Consider dirty-water containment ponds, manure stacking areas during flood preparation
Heightened flood potential this spring increases risk of containment ponds breaches. Inspecting the dirty-water containment ponds and manure stacking areas daily is an important practice for livestock owners.
“Ranchers must maintain two feet of freeboard, or reserved storage space, to accommodate a 24-hour, 25-year storm event in their ponds,” advises Mary Keena, North Dakota State University Extension livestock environmental management specialist based at the Carrington Research Extension Center.
“If your manure management runoff containment pond looks like it is going to overtop, is showing signs of major bank erosion, or is being encroached upon by floodwaters, call the North Dakota Department of Environmental Quality, Division of Water Quality and report these issues before they happen,” says Rachel Strommen, environmental scientist at the North Dakota Department of Environmental Quality.

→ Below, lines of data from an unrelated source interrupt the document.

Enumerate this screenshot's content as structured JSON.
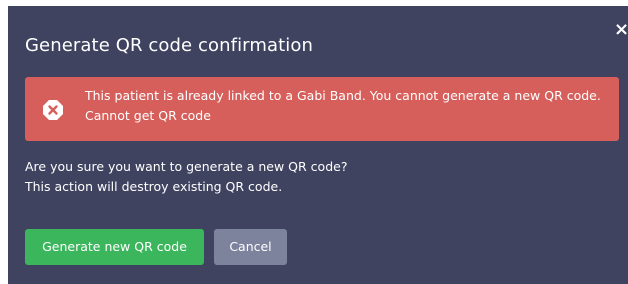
{
  "modal": {
    "close_label": "×",
    "title": "Generate QR code confirmation",
    "alert": {
      "icon": "error-circle-x-icon",
      "line1": "This patient is already linked to a Gabi Band. You cannot generate a new QR code.",
      "line2": "Cannot get QR code",
      "color": "#d75f5b"
    },
    "message": {
      "line1": "Are you sure you want to generate a new QR code?",
      "line2": "This action will destroy existing QR code."
    },
    "buttons": {
      "confirm_label": "Generate new QR code",
      "cancel_label": "Cancel"
    },
    "colors": {
      "background": "#3f4360",
      "confirm": "#3bb65c",
      "cancel": "#7d829d"
    }
  }
}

Strommen advises that producers who must pump their ponds back to two feet of freeboard should apply the containment water to cropland or pastureland as soon as the ground thaws.
“While the nutrient content of the containment water is minimal, it is important to have it sampled and record the number of gallons applied to fields so your nutrient management plan can be updated to include the pumping,” Keena says.
If a containment pond has an unpermitted release, ranchers must call the North Dakota Department of Environmental Quality (NDDEQ) at 701-328-5210 to report the incident. Ranchers will be required to keep records of all weather events that caused the release, the date, time and location of the release, the volume of manure or runoff released, and the actions taken to clean up and minimize the release.
Another thing to monitor is manure stacking areas. Livestock owners should inspect areas where they are stockpiling manure, whether that’s the edge of the field or a designated stacking area that may be prone to overland flooding because of this year’s weather events, Keena says.
Nutrients such as nitrogen and phosphorus are highly susceptible to dissolving in water or moving with the soil, causing pollution in runoff waters. If a manure stacking area becomes inundated with water and runoff, producers likely will need to build a berm around the area to prevent nutrient-dense runoff issues.